Pensé en no responder, pero mis palabras salieron como un resorte, casi contra mi voluntad.

—Mis padres eran de otro país.

—¿Y qué les pasó?

—Nada —nos quedamos callados por unos momentos.

—Tienes muchas cicatrices. ¿Qué te pasó?

—Haces demasiadas preguntas, Kat. Cierra la boca y come.

Se quedó cabizbaja, mirando la taza con rostro de culpabilidad.

—Cuando termines de comer, tomarás un baño. Te buscaré alguna ropa para que te cambies.

Me miró sonriente y asintió.

Salí de mi cuarto en busca de ropa de su talla. Compré todo lo necesario a precio justo y, sin darme cuenta, también compré una paleta de caramelo; Dennis adoraba las paletas de caramelo, desde que lo conocí siempre hablaba de sus deseos por volver a comer una y murió sin darse ese gusto. Creo que pensé en él cuando compré la paleta de regreso a mi cuarto.

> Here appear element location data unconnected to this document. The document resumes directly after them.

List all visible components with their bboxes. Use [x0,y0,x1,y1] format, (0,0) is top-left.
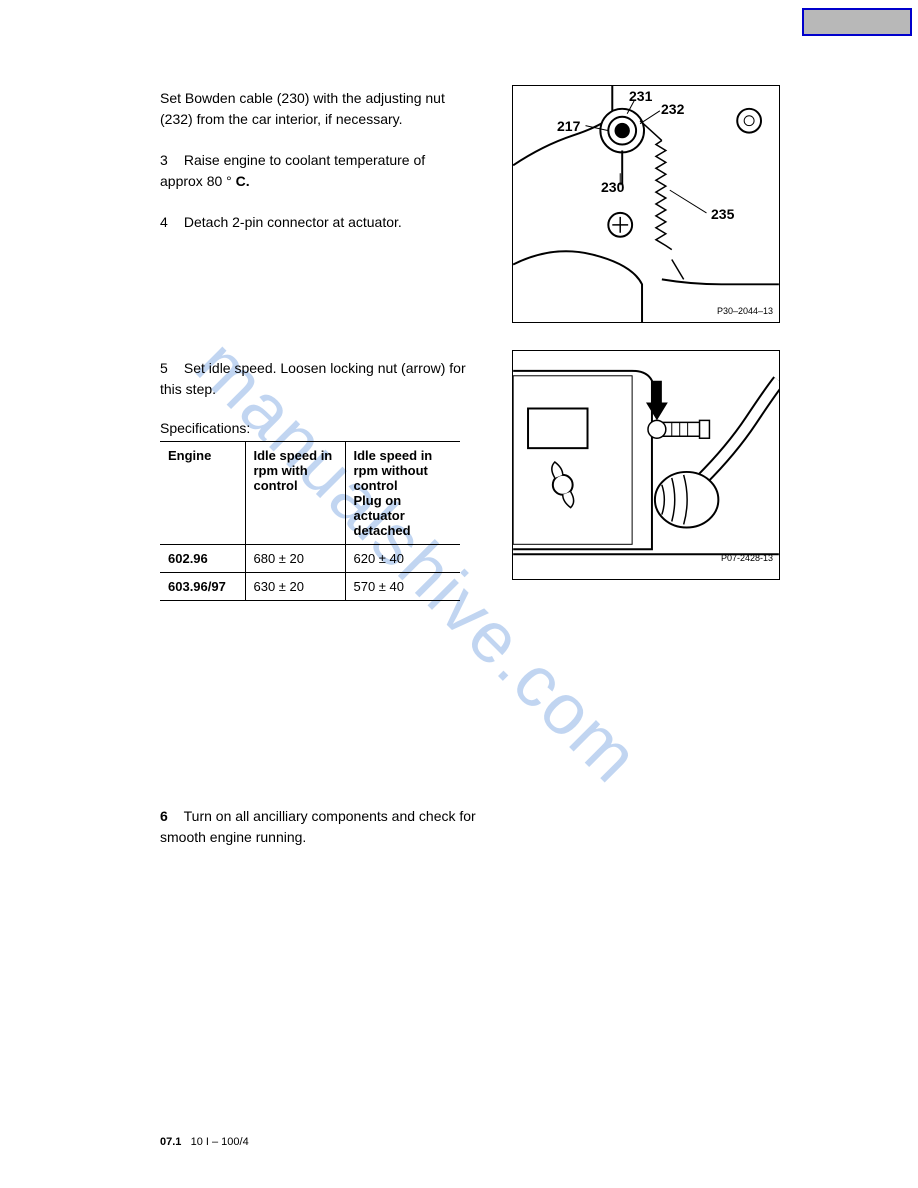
intro-text: Set Bowden cable (230) with the adjustin… [160,88,470,130]
figure-1-label-231: 231 [629,88,652,104]
step-4-num: 4 [160,212,180,233]
spec-row0-engine: 602.96 [160,545,245,573]
spec-table: Engine Idle speed in rpm with control Id… [160,441,460,601]
figure-1-caption: P30–2044–13 [717,306,773,316]
step-5-num: 5 [160,358,180,379]
spec-row1-without: 570 ± 40 [345,573,460,601]
figure-1: 217 231 232 230 235 P30–2044–13 [512,85,780,323]
spec-header-without: Idle speed in rpm without control Plug o… [345,442,460,545]
step-6-block: 6 Turn on all ancilliary components and … [160,806,480,868]
footer-bold: 07.1 [160,1136,181,1148]
figure-1-label-235: 235 [711,206,734,222]
spec-row0-without: 620 ± 40 [345,545,460,573]
step-5-block: 5 Set idle speed. Loosen locking nut (ar… [160,358,470,601]
step-5-text: Set idle speed. Loosen locking nut (arro… [160,360,466,397]
table-row: 602.96 680 ± 20 620 ± 40 [160,545,460,573]
step-6-num: 6 [160,806,180,827]
step-3-text: Raise engine to coolant temperature of a… [160,152,425,189]
page-footer: 07.1 10 I – 100/4 [160,1136,249,1148]
figure-1-svg [513,86,779,322]
spec-title: Specifications: [160,420,470,436]
figure-2-svg [513,351,779,579]
table-row: 603.96/97 630 ± 20 570 ± 40 [160,573,460,601]
figure-2: P07-2428-13 [512,350,780,580]
intro-block: Set Bowden cable (230) with the adjustin… [160,88,470,253]
figure-1-label-232: 232 [661,101,684,117]
step-3-bold: C. [236,173,250,189]
step-4-text: Detach 2-pin connector at actuator. [184,214,402,230]
header-box [802,8,912,36]
step-6-text: Turn on all ancilliary components and ch… [160,808,476,845]
figure-1-label-217: 217 [557,118,580,134]
step-5: 5 Set idle speed. Loosen locking nut (ar… [160,358,470,400]
spec-row0-with: 680 ± 20 [245,545,345,573]
spec-row1-engine: 603.96/97 [160,573,245,601]
footer-rest: 10 I – 100/4 [191,1136,249,1148]
step-3-num: 3 [160,150,180,171]
figure-1-label-230: 230 [601,179,624,195]
step-3: 3 Raise engine to coolant temperature of… [160,150,470,192]
spec-header-with: Idle speed in rpm with control [245,442,345,545]
spec-row1-with: 630 ± 20 [245,573,345,601]
spec-header-row: Engine Idle speed in rpm with control Id… [160,442,460,545]
step-6: 6 Turn on all ancilliary components and … [160,806,480,848]
spec-header-engine: Engine [160,442,245,545]
step-4: 4 Detach 2-pin connector at actuator. [160,212,470,233]
figure-2-caption: P07-2428-13 [721,553,773,563]
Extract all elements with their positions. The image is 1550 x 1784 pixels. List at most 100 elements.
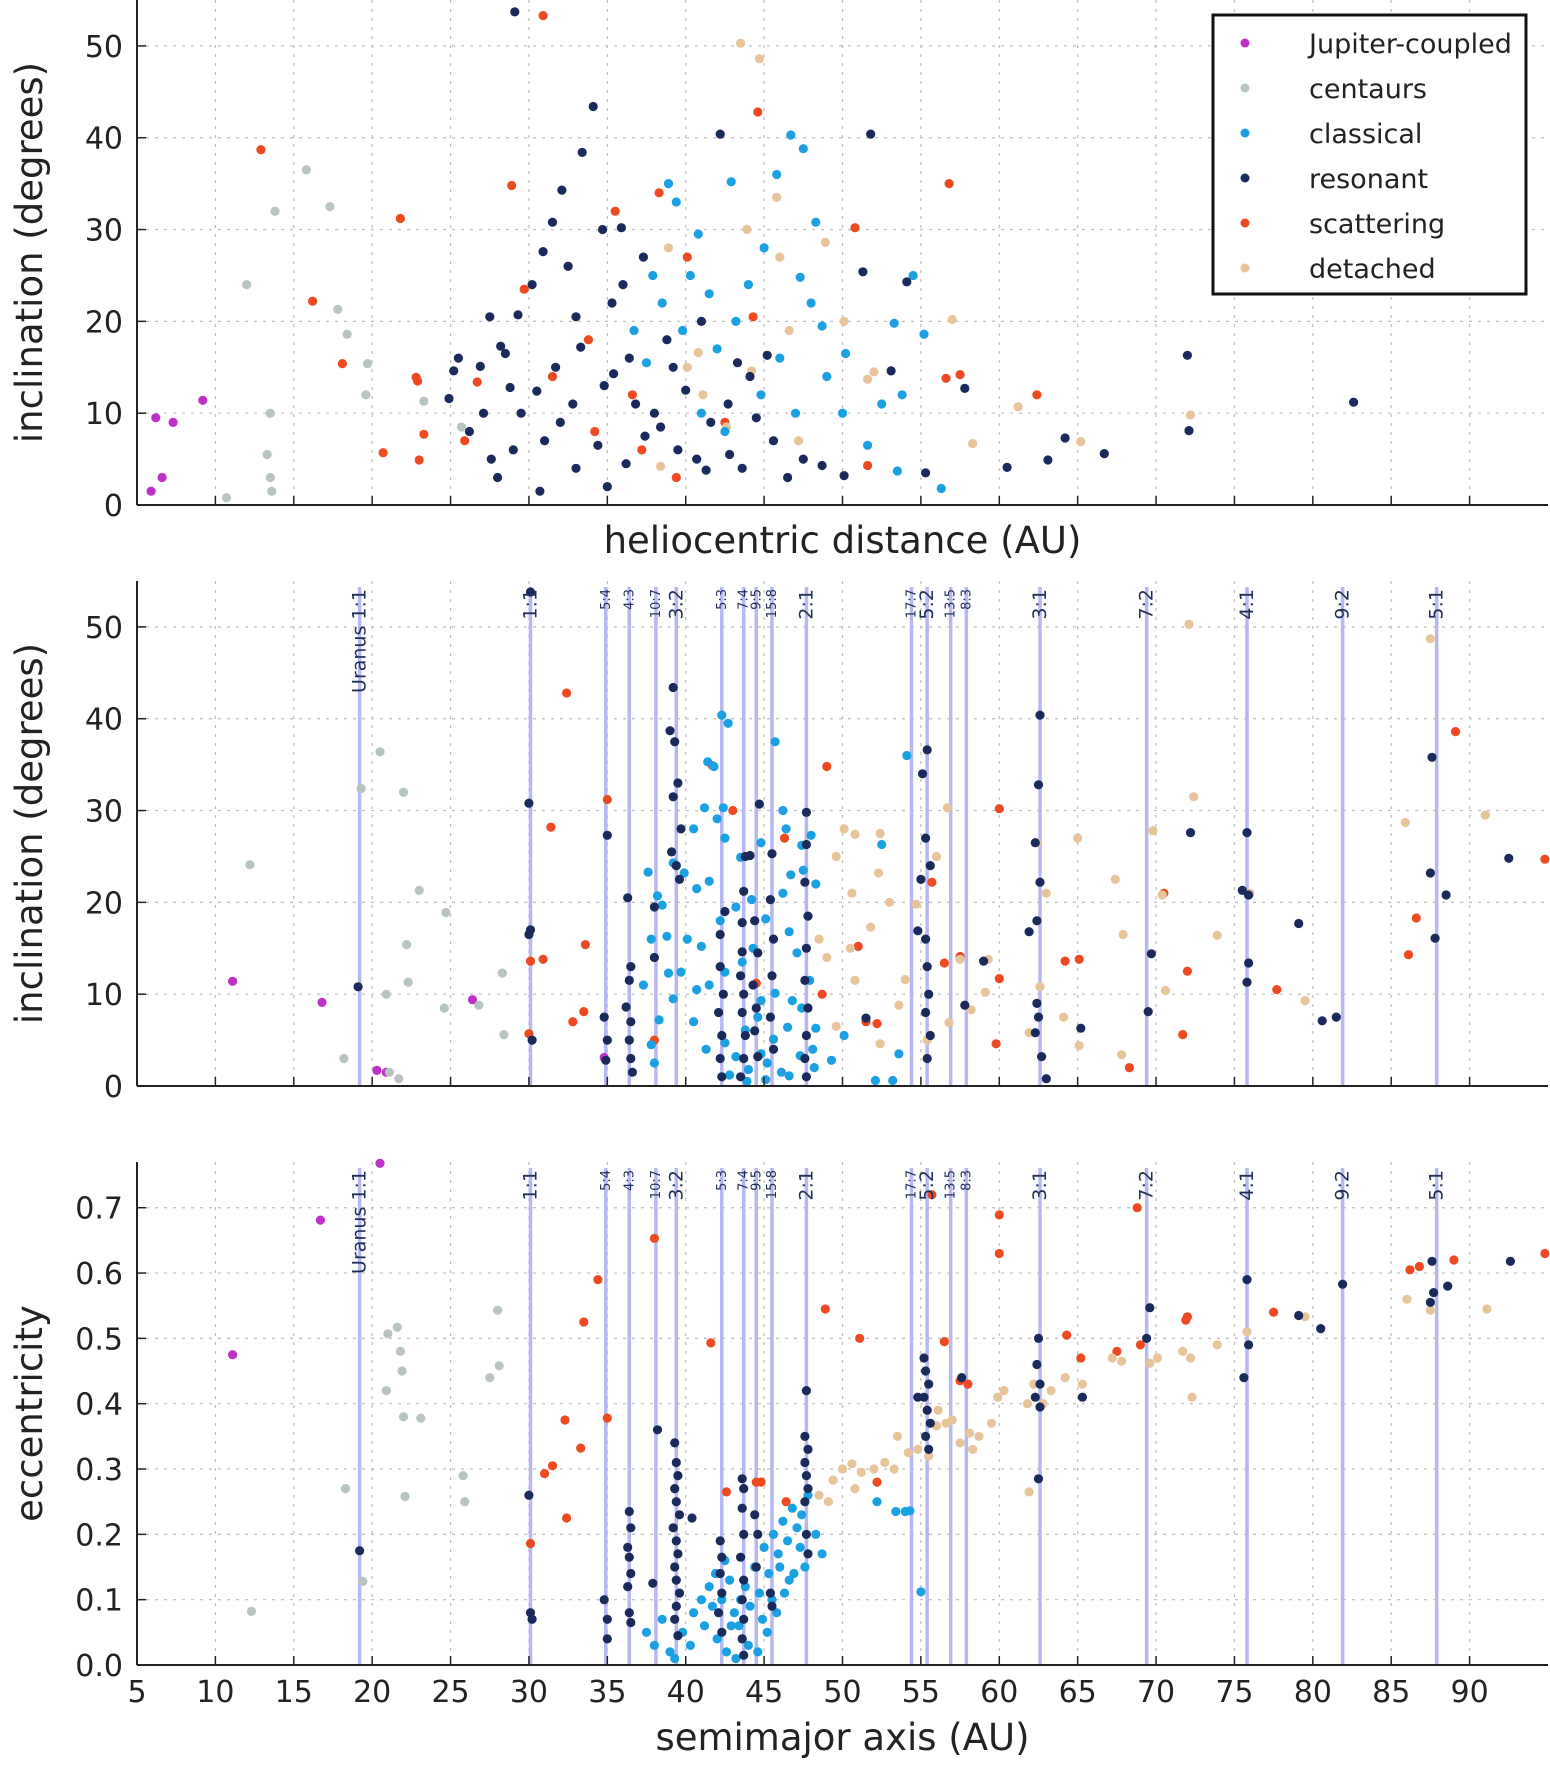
data-point xyxy=(902,277,912,287)
data-point xyxy=(872,1497,882,1507)
data-point xyxy=(670,1614,680,1624)
data-point xyxy=(999,1386,1009,1396)
data-point xyxy=(924,1379,934,1389)
data-point xyxy=(1244,1340,1254,1350)
data-point xyxy=(1185,410,1196,420)
data-point xyxy=(869,1464,879,1474)
data-point xyxy=(524,1490,534,1500)
data-point xyxy=(759,243,769,253)
data-point xyxy=(1504,853,1514,863)
resonance-label: 5:1 xyxy=(1426,1170,1448,1201)
data-point xyxy=(725,1575,735,1585)
resonance-label: 9:2 xyxy=(1332,1170,1354,1201)
data-point xyxy=(768,1044,779,1054)
data-point xyxy=(1405,1265,1415,1275)
data-point xyxy=(1411,913,1421,923)
data-point xyxy=(803,1444,813,1454)
data-point xyxy=(516,408,526,418)
data-point xyxy=(460,436,470,446)
data-point xyxy=(538,247,548,257)
data-point xyxy=(718,989,728,999)
data-point xyxy=(616,223,627,233)
data-point xyxy=(767,1601,777,1611)
data-point xyxy=(626,1617,636,1628)
data-point xyxy=(665,1647,675,1657)
data-point xyxy=(925,861,935,871)
data-point xyxy=(674,1510,685,1520)
data-point xyxy=(692,884,702,894)
data-point xyxy=(228,976,238,986)
data-point xyxy=(1124,1063,1134,1073)
data-point xyxy=(1316,1324,1326,1334)
data-point xyxy=(720,426,730,437)
series-centaurs xyxy=(246,1305,504,1616)
data-point xyxy=(671,1601,681,1611)
resonance-label: 10:7 xyxy=(649,1170,664,1199)
data-point xyxy=(921,934,931,944)
data-point xyxy=(1013,402,1023,412)
data-point xyxy=(856,1467,866,1477)
data-point xyxy=(397,1366,407,1376)
data-point xyxy=(505,382,515,393)
data-point xyxy=(453,353,463,363)
data-point xyxy=(1032,1359,1042,1370)
data-point xyxy=(1294,1310,1304,1321)
data-point xyxy=(157,472,167,483)
data-point xyxy=(723,718,733,728)
data-point xyxy=(919,329,929,339)
data-point xyxy=(381,989,391,999)
data-point xyxy=(786,130,796,140)
data-point xyxy=(718,803,728,813)
data-point xyxy=(736,38,746,48)
data-point xyxy=(715,1568,725,1579)
data-point xyxy=(817,1549,827,1559)
x-tick-label: 90 xyxy=(1451,1675,1489,1710)
data-point xyxy=(1178,1346,1188,1356)
resonance-label: 9:2 xyxy=(1332,589,1354,620)
data-point xyxy=(1046,1386,1056,1396)
data-point xyxy=(739,1053,749,1064)
data-point xyxy=(626,1017,636,1027)
data-point xyxy=(678,325,688,336)
data-point xyxy=(756,1477,766,1487)
series-detached xyxy=(656,38,1196,471)
y-tick-label: 30 xyxy=(85,214,123,249)
legend-label: scattering xyxy=(1309,209,1445,240)
data-point xyxy=(732,358,743,368)
data-point xyxy=(493,1305,503,1315)
data-point xyxy=(753,1012,763,1022)
data-point xyxy=(704,876,714,886)
data-point xyxy=(817,989,827,999)
data-point xyxy=(356,783,366,794)
data-point xyxy=(1060,956,1070,966)
data-point xyxy=(714,1007,724,1018)
data-point xyxy=(682,362,692,372)
resonance-label: 5:1 xyxy=(1426,589,1448,620)
data-point xyxy=(837,408,848,418)
series-scattering xyxy=(525,1190,1550,1549)
data-point xyxy=(571,312,581,322)
data-point xyxy=(353,982,363,992)
data-point xyxy=(626,1568,636,1579)
data-point xyxy=(1037,1052,1047,1062)
data-point xyxy=(333,304,343,314)
data-point xyxy=(814,1490,824,1500)
resonance-label: 5:2 xyxy=(916,589,938,620)
data-point xyxy=(742,1076,752,1086)
resonance-label: 2:1 xyxy=(795,589,817,620)
x-tick-label: 15 xyxy=(275,1675,313,1710)
data-point xyxy=(1212,1340,1222,1350)
data-point xyxy=(1157,890,1167,900)
panel-middle: Uranus 1:1 1:1 5:4 4:3 10:7 3:2 5:3 7:49:5 15:8 2… xyxy=(8,581,1550,1105)
data-point xyxy=(1187,1392,1197,1402)
legend-item: centaurs xyxy=(1240,74,1427,105)
data-point xyxy=(1244,890,1254,900)
data-point xyxy=(562,1513,572,1523)
data-point xyxy=(494,1361,504,1371)
data-point xyxy=(1035,877,1045,887)
data-point xyxy=(725,449,735,460)
y-tick-label: 0.5 xyxy=(75,1322,123,1357)
data-point xyxy=(474,1000,484,1010)
y-axis-label: inclination (degrees) xyxy=(8,643,51,1024)
data-point xyxy=(1033,1333,1044,1343)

Empezaba a ver a Kat como un reemplazo de Dennis, y eso me hacía sentir muy raro.

Cuando llegué la hallé limpia. Era una hermosísima damita, solo que se hallaba marchita por la mugre. Tenía el cabello rubio, casi castaño, largo, lacio y brilloso. Su rostro tenía un especial tono níveo, lleno de una dulzura y belleza que jamás había visto. Sus ojos citrinos eran enormes, brillaban como dos faros de ámbar en medio de la bruma. Sus labios sonrosados casi lucían pintados y sus manos parecían de porcelana. Tenía mi pantalón y camisa puestos, le quedaban grandes. Sentí algo muy extraño en mi pecho cuando la vi.

Se emocionó mucho cuando vio sus ropas. No tardó en probárselas, el short le quedó bien, pero la polera le quedó ajustada; al menos era ropa limpia. Se miraba en el espejo una y otra vez. Cuando saqué la paleta que compré y se la di, ella se quedó pasmada y una lágrima cristalina dibujó un surco en su rostro.

—¿Por qué lloras? —pregunté.

—No pensé que alguien me regalaría tantas cosas.

—¿La quieres o no? —le dije, batiendo la paleta. Ella se acercó y la tomó como si fuera un tesoro.

—Gracias —me dijo y luego me abrazó.

Me sentí raro, no sé si incómodo o reconfortado. Era una sensación tan ajena a mí que de inmediato la alejé.

—Ya, ya, está bien. Suéltame.

Apenas se separó me miró de una forma como nadie más lo había hecho.

—Escucha. Te quedarás aquí —dije. Ella iluminó su rostro con una sonrisa cuando me oyó—, pero hay reglas. La primera de ellas: no me toques a no ser que sea necesario. La segunda: no me hables a no ser que sea para algo importante. La tercera: cumple de forma efectiva y veloz los trabajos que te dé. La cuarta: estás bajo mis órdenes. ¿Ha quedado claro? —Kat asintió en silencio.

Luego empezamos a hacer la comida, resultó ser muy hábil para las labores domésticas. Algo en mi interior me advertía que estaba cometiendo el peor error de mi vida, pero no tenía más remedio que continuar.